Four years later, also at age 12, our second son evidenced another chronic condition, hEDS (which, it turns out, I have too). He suffered an intractable knee dislocation which sent him miles in an ambulance to the hospital, having to bear excruciating pain. For eight years afterward, until we located a good surgeon, he lurched from crisis to crisis, emergency to emergency, pain to pain. As is common, he has numerous other chronic co-morbidities from hEDS. His life too had been turned upside down. Again: I had hoped to have one child with an ‘unencumbered’ life — but this was not to be. It took a long time for me to accept that I couldn’t ‘save’ him either, that I couldn’t make everything better. Let me at least make his life lighter.

I had wanted my own early suffering to be worth something. To matter. I wanted those difficult years to ‘count’ in the balancing out of Good and Bad. I had endured the Bad; surely now my children were due the Good?

The truth is: there are no scales of justice. Living through abuse does not mean that later life will be free of more bad luck. There is no such thing as ‘getting what you deserve’. Life doesn’t work like that, either for good or ill. We all know that finding our way through the lifelong damage of abuse is not counterbalanced by our abusers suffering in kind. The huge majority of abusers are never brought to account, either formally or informally. Whereas we, we all know, continue to pay the price they never pay.

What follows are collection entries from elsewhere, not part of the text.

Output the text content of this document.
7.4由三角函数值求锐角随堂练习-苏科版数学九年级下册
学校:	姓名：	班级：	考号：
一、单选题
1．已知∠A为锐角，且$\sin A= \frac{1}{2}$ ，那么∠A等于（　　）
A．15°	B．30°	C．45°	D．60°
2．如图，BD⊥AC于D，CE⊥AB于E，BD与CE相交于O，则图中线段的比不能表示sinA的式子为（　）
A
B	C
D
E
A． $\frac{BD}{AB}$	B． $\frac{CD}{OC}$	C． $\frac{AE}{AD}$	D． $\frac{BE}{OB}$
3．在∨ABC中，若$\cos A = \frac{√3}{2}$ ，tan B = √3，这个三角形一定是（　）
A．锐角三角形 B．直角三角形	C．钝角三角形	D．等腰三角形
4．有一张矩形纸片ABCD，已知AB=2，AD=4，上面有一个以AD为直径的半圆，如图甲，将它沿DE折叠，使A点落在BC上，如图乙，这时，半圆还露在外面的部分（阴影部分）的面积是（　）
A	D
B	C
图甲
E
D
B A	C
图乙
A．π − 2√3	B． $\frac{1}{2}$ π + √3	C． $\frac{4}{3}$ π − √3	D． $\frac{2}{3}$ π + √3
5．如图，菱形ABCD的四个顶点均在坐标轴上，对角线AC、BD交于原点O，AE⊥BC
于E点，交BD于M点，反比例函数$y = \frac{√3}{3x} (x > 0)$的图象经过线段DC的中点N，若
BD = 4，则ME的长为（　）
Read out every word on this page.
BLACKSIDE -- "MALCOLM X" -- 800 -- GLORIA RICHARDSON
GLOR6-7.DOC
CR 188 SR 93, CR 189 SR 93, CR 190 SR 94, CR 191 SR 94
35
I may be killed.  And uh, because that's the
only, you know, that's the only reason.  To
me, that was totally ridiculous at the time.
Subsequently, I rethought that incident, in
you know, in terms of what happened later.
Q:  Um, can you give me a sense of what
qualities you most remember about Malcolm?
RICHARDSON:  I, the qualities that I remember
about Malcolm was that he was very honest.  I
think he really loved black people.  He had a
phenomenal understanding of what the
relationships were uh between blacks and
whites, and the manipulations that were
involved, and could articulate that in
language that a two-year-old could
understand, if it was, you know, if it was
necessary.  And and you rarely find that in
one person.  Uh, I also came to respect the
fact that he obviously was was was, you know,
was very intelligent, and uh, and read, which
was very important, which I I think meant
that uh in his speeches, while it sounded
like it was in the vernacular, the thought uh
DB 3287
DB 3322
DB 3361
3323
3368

When first one then the other of my two children had to face their life-long disabilities, I had to face that the neglect and sexual abuse of my early life did not somehow secure their wellbeing. I had to face that life never was and never has been fair. And that I had suffered for no apparent reason. For a long time, this realisation tore me apart. I had so wanted — so wanted — everything now, after my childhood and young life — to be just fine. To have borne what I did so I could accumulate Good Things for the future.

Over time I guess that I have learned — we have learned — to live with injustice, to navigate it. It’s been a necessary lesson. To value where we are now — rather than look for a time when we will be free of all this. None of us have had it ‘easy’, whatever that means. (I tend to think no one has it ‘easy’.) But somehow, through everything, we have cultivated genuine love. Genuine kindness. Genuine and fierce ties that bind us together, even when stretched over thousands of miles. I’m proud of us. The cost at times still feels immense — the grief bottomless, the suffering of no real use — but we got here, and for that I will be forever grateful.